The movement back to ancestral roots is slowly gathering momentum among farmers in the Andes. As Cynthia Graber points out in her article "Farming Like the Incas", the Andean people are recovering ancestral methods because they use water more efficiently and "modern farmers also believe that the Inca ways can offer simple solutions to help protect the supply of community food in the face of climate change ".
When choosing an irrigation system for our vineyards, we looked to the past for answers. Using a system adopted from Andean ancestors, we efficiently channeled the water from the high altitudes. In addition, the concept of Inca terraces allowed us to plant grapes on the steep slopes of the Curahuasi Valley. In this blog post, we will delve into the topic of these terraces, discussing their benefits and explaining how they made this viticulture project possible.
According to Graber, "at the height of the Inca civilization, in the year 1400, the terrace system covered about a million hectares throughout Peru and fed the vast empire." When traveling through the Andes today, the remains of these terraces are omnipresent, giving one an idea of their importance in the past. The most famous example may be the remarkable terraces of Moray.
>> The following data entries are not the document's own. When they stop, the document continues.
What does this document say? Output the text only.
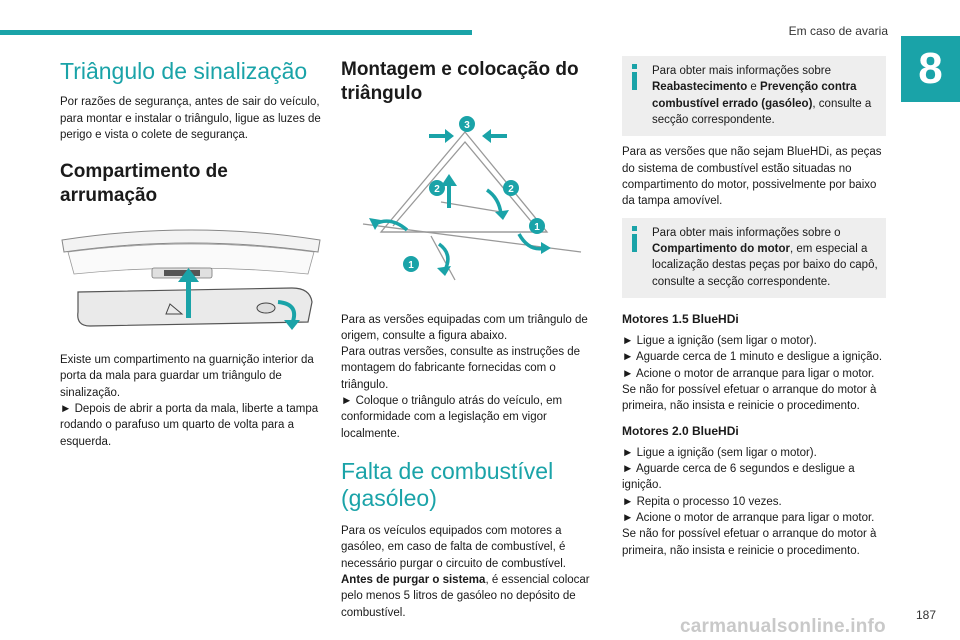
Em caso de avaria
8
Triângulo de sinalização

Por razões de segurança, antes de sair do veículo, para montar e instalar o triângulo, ligue as luzes de perigo e vista o colete de segurança.

Compartimento de arrumação

Existe um compartimento na guarnição interior da porta da mala para guardar um triângulo de sinalização.

► Depois de abrir a porta da mala, liberte a tampa rodando o parafuso um quarto de volta para a esquerda.

Montagem e colocação do triângulo
3
2	2
1
1

Para as versões equipadas com um triângulo de origem, consulte a figura abaixo.

Para outras versões, consulte as instruções de montagem do fabricante fornecidas com o triângulo.

► Coloque o triângulo atrás do veículo, em conformidade com a legislação em vigor localmente.

Falta de combustível (gasóleo)

Para os veículos equipados com motores a gasóleo, em caso de falta de combustível, é necessário purgar o circuito de combustível.

Antes de purgar o sistema, é essencial colocar pelo menos 5 litros de gasóleo no depósito de combustível.

Para obter mais informações sobre Reabastecimento e Prevenção contra combustível errado (gasóleo), consulte a secção correspondente.

Para as versões que não sejam BlueHDi, as peças do sistema de combustível estão situadas no compartimento do motor, possivelmente por baixo da tampa amovível.

Para obter mais informações sobre o Compartimento do motor, em especial a localização destas peças por baixo do capô, consulte a secção correspondente.

Motores 1.5 BlueHDi

► Ligue a ignição (sem ligar o motor).

► Aguarde cerca de 1 minuto e desligue a ignição.

► Acione o motor de arranque para ligar o motor.

Se não for possível efetuar o arranque do motor à primeira, não insista e reinicie o procedimento.

Motores 2.0 BlueHDi

► Ligue a ignição (sem ligar o motor).

► Aguarde cerca de 6 segundos e desligue a ignição.

► Repita o processo 10 vezes.

► Acione o motor de arranque para ligar o motor.

Se não for possível efetuar o arranque do motor à primeira, não insista e reinicie o procedimento.

187
carmanualsonline.info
Archaeologists believe that the circular terraces of Moray allowed the Incas to experiment with agriculture at different heights. However, they had many other uses, such as erosion control, improved water absorption, isolation of plants and roots, soil aeration, increased exposure to sunlight, and facilitation of farming in difficult terrain.
While we had found the perfect conditions for viticulture here in Curahuasi, a major obstacle remained: how to farm on the 40-degree slopes. Surprisingly, the answer was scattered across the Andean slopes: Inca terraces. After studying the engineering creations that remained abandoned in the Andes for more than 500 years, we realized that the solution was quite simple. We would create a ladder of 1 meter wide terraces on our 40 degree slope. Now, on a vertical plot of land once considered inhospitable for crops, there are 55 terraces, perfect rows of thriving vines. Thanks to the Incas, we now reap the full benefits of our land, maximizing water efficiency, avoiding erosion, isolating our plants and allowing us to cultivate in this difficult terrain.
We were the first to start a viticulture project in this area, but we hope we will not be the last. Our success story can be applied across the Andes. Using this terracing method to promote crop diversification, the Cusco and Apurímac regions could benefit enormously, making a long-term investment to offset the effects of global warming and reduce poverty.
Graber, Cynthia. "Farming Like the Incas". Smithsonian.com, Smithsonian Institution, 6 de septiembre de 2011, www.smithsonianmag.com/history/farming-like-the-incas-70263217/.
"Agricultura incaica". Wikipedia, Wikimedia Foundation, 27 feb. 2019, en.wikipedia.org/wiki/Incan_agriculture.